Dayton: FM Flood Protection A Must, But So Are Minnesota Concerns

Minnesota Gov. Mark Dayton is pinning hopes of resolving a dispute with the Fargo-Moorhead flood protection project on a task force he and North Dakota Doug Burgum are establishing.

Protecting the Fargo-Moorhead area from floods is vital, Dayton said, but he will continue to oppose the current plan because many of his state’s residents were left out of its development.

The task force he and Burgum recently announced could end the impasse that resulted in a federal judge stopping most work on the flood diversion project, Dayton said in a Forum News Service interview.

“I am optimistic we will come up with something that is a decided improvement over what is on the table now,” Dayton said, adding that he is not sure the task force can reach an agreement to satisfy everyone.

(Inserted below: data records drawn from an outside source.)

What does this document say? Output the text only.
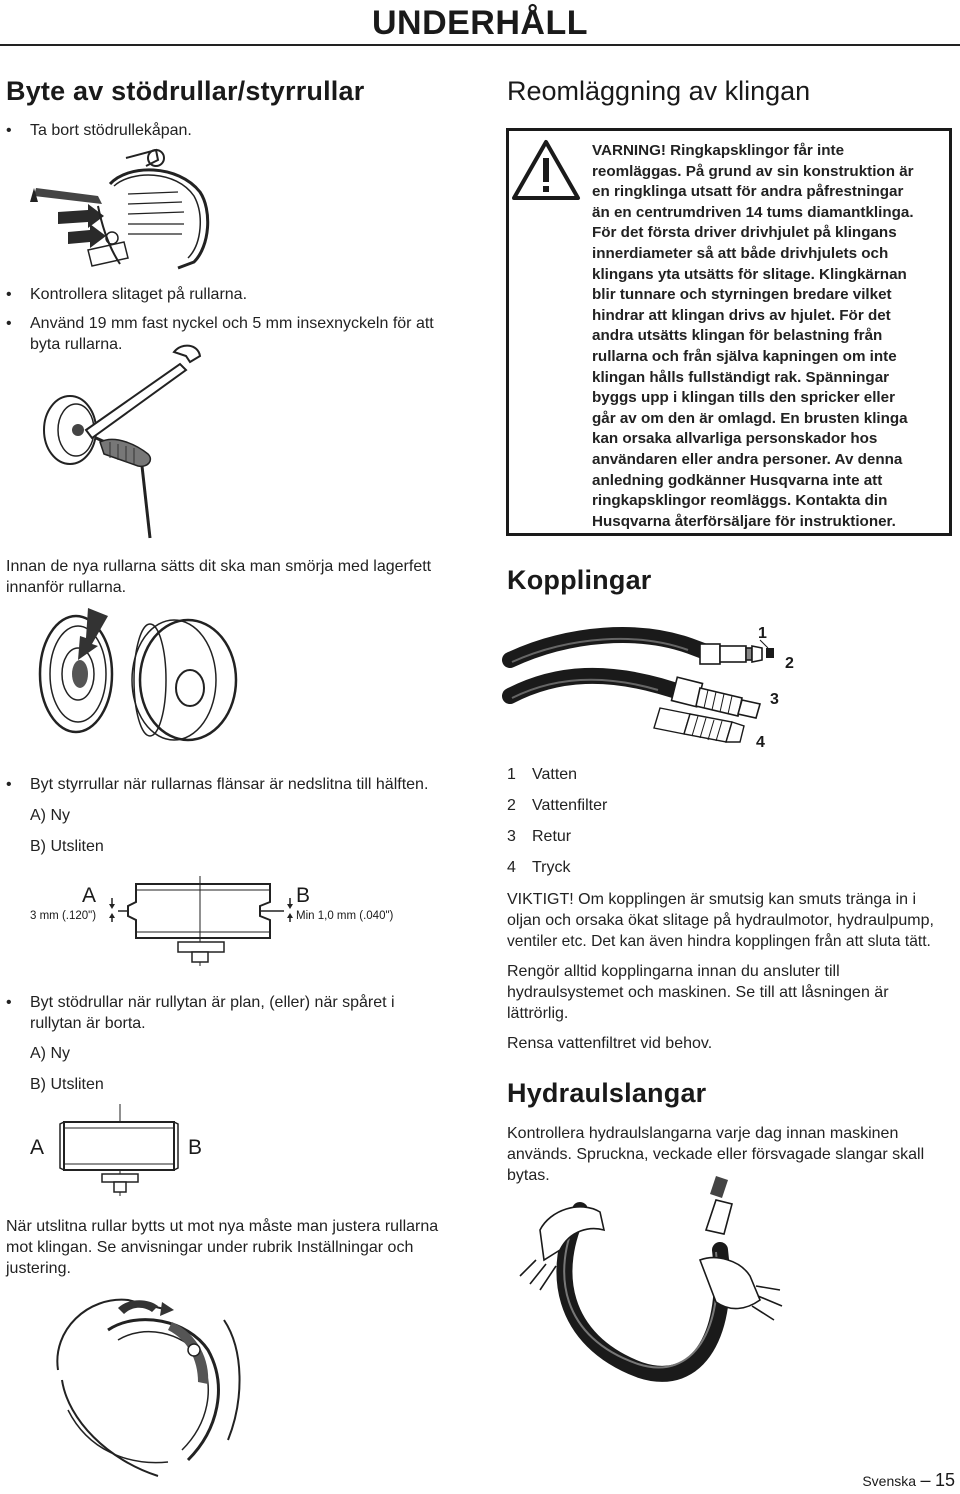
UNDERHÅLL
Byte av stödrullar/styrrullar
• Ta bort stödrullekåpan.
• Kontrollera slitaget på rullarna.
• Använd 19 mm fast nyckel och 5 mm insexnyckeln för att
byta rullarna.
Innan de nya rullarna sätts dit ska man smörja med lagerfett
innanför rullarna.
• Byt styrrullar när rullarnas flänsar är nedslitna till hälften.
A) Ny
B) Utsliten
A	B
3 mm (.120")	Min 1,0 mm (.040")
• Byt stödrullar när rullytan är plan, (eller) när spåret i
rullytan är borta.
A) Ny
B) Utsliten
A	B
När utslitna rullar bytts ut mot nya måste man justera rullarna
mot klingan. Se anvisningar under rubrik Inställningar och
justering.
Reomläggning av klingan
VARNING! Ringkapsklingor får inte
reomläggas. På grund av sin konstruktion är
en ringklinga utsatt för andra påfrestningar
än en centrumdriven 14 tums diamantklinga.
För det första driver drivhjulet på klingans
innerdiameter så att både drivhjulets och
klingans yta utsätts för slitage. Klingkärnan
blir tunnare och styrningen bredare vilket
hindrar att klingan drivs av hjulet. För det
andra utsätts klingan för belastning från
rullarna och från själva kapningen om inte
klingan hålls fullständigt rak. Spänningar
byggs upp i klingan tills den spricker eller
går av om den är omlagd. En brusten klinga
kan orsaka allvarliga personskador hos
användaren eller andra personer. Av denna
anledning godkänner Husqvarna inte att
ringkapsklingor reomläggs. Kontakta din
Husqvarna återförsäljare för instruktioner.
Kopplingar
1
2
3
4
1 Vatten
2 Vattenfilter
3 Retur
4 Tryck
VIKTIGT! Om kopplingen är smutsig kan smuts tränga in i
oljan och orsaka ökat slitage på hydraulmotor, hydraulpump,
ventiler etc. Det kan även hindra kopplingen från att sluta tätt.
Rengör alltid kopplingarna innan du ansluter till
hydraulsystemet och maskinen. Se till att låsningen är
lättrörlig.
Rensa vattenfiltret vid behov.
Hydraulslangar
Kontrollera hydraulslangarna varje dag innan maskinen
används. Spruckna, veckade eller försvagade slangar skall
bytas.
Svenska – 15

“Virtually everyone agrees they want flood protection for the region,” the governor said, but some of those most affected — mainly farmers whose land would be used to hold back flood waters — had little or no say when the plan was drawn up.

“A lot of these dynamics have been locked in,” Dayton said about the Fargo-Moorhead Diversion Authority that controls the project. “They have a plan they like now because they dictated it.”

There is strong opposition from south of Fargo-Moorhead, where farmers do not think they would get enough, if any, compensation to store flood water on their land. And they do not trust the authority.

“The diversion authority has zero credibility, has negative credibility, for people who have been excluded from the process,” Dayton said.

When the plan was drawn up, seven North Dakotans sat on the authority board, along with two Minnesotans. After Dayton and others complained, that was changed last year to eight from North Dakota, five from Minnesota and one representing landowners upstream (south) of Fargo-Moorhead.

The board change is a good step, Dayton said, but it came after the plan was in place.

Dayton said he could not give a list of project specific changes that are needed to satisfy Minnesota. Rather, he said, the need is to find a way to meet Minnesota law and rules that would allow the state to issue a permit for the dam that is a critical part of the $2.2 billion project that features a flood control channel running through North Dakota west of Fargo.

The DNR has not issued a permit, citing several reasons, including the fact that just 14 percent of the acres that would benefit from the project are in Minnesota, while 60 percent of land that would be flooded to protect Fargo and Moorhead is in Minnesota.

The DNR also claims the diversion authority does not have plans to reimburse all Minnesotans who would be affected by the project and that too many affected Minnesotans have had no say in the project.

During flood threats, water could be stored over 32,500 acres of mostly agricultural land upstream in North Dakota and Minnesota to prevent Fargo and Moorhead flooding.

Even if Dayton is not sure affected Minnesotans will be accept whatever recommendation the task force draws up, at least one key Minnesotan said she is optimistic.

“I really am,” Moorhead Mayor Del Rae Williams said. “I think we are the kind of people who can solve things. I think when the governors get together and want to do something, things will happen.”

However, she was less optimistic about getting the work done by Nov. 6, the date the authority must decide whether to appeal the federal judge’s ruling that stopped work until Minnesota’s concerns are answered.

In an interview, Williams made it clear she supports her governor: “I can’t say everyone feels that way. I can’t say everyone trusts my governor, but I do.”

While Williams said she backs the existing plan, she said she is open to changes and understands the complaints of people who feel they had no say.

She added that she expects the full authority board to seriously consider any recommendation from the task force. She said North Dakota officials appear willing to compromise.

The board has the final say in the project unless federal courts step in.

Williams said she was happy when she heard that Dayton promised that task force meetings will be open to the public.

When officials kicked a Forum of Fargo-Moorhead reporter out of a recent meeting, mostly consisting of government officials, it made the public suspicious of what was going on inside, she said. It was mostly a get-to-know-you session with a new U.S. Army Corps of Engineers official whose agency is building the project, the mayor said.